Bonjour,
Aujourd’hui on attaque par les préliminaires avec ces quelques esquisses ayant servi à créer les personnages de la première stupéfiante aventure de Viny K.

Plein de têtes de Viny.
Encore des têtes de Viny.
Toujours des têtes de Viny.
Viny K; qui à ce moment du projet était surnommé Viny l’anguille, pour une raison qui m’échappe totalement aujourd’hui. Peut-être que ça faisait référence à un trait de caractère, un mec insaisissable. Rien à voir, même de loin, avec les pseudos de proxénète, comme le désormais célèbre “Dodo la saumure” (la saumure étant, pour info, le produit permettant de conserver les morues et les maquereaux)
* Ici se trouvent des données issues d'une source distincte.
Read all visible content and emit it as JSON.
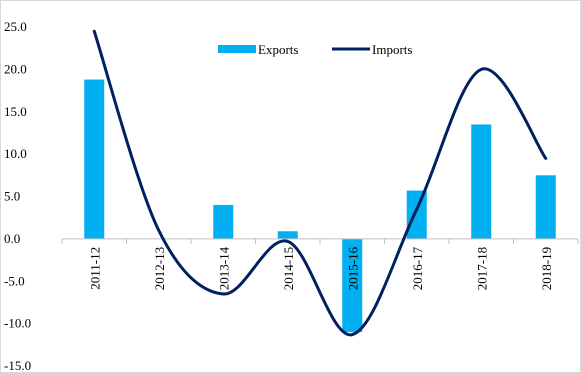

À noter que le design était plus cartoon, plus élastique, le rendu devenant semi-réaliste au fil des pages. 
Lolita, la très nabokovienne jolie petite gueule en titre, n’a pas beaucoup évolué depuis les premiers coups de crayon.


Sa mère, Elisabeth…
…que Viny croise pour la première fois en réunion Narcotiques Anonymes, au milieu d’autres dépendants comme on les voit ci-dessous :
Parmi les dépendants, “DC10”, le futur parrain de Viny au sein de l’association.
Sur cette autre planche de recherches personnages, on aperçoit le gourou de l’ashram, Osha, qui ressemblait au départ un peu trop à Ben Laden à mon goût.
Notez le traité graphique assez expérimental de la barbe sur ce dessin, on ne sait pas si ce sont des algues ou un paillasson de dreadlocks. J’ai trouvé d’autres façons d’exprimer la pilosité faciale depuis, rassurez-vous.
Celle (ou celui ?) qui accueille Viny à l’ashram : Sadhâna

Du Gourou mystificateur aux prestidigitateurs, il n’y a qu’un pas que je franchis allègrement, Laissez-moi vous présenter, Mesdames Messieurs…
…mmmmmMMAAGIC BABU
…et son acolyte, le bien nommé PIPO GERMANO LATINOOOOO !!!
Finissons sur une note de charme avec la comédienne de Bollywood, tanudja Masala.
Dans l’album, elle est représentée avec un sari. Je n’ai toujours pas compris comment s’enfilait cette tenue. Et ce n’est pas chose aisée que de représenter un objet que l’on ne comprend pas. Mais c’est une autre histoire.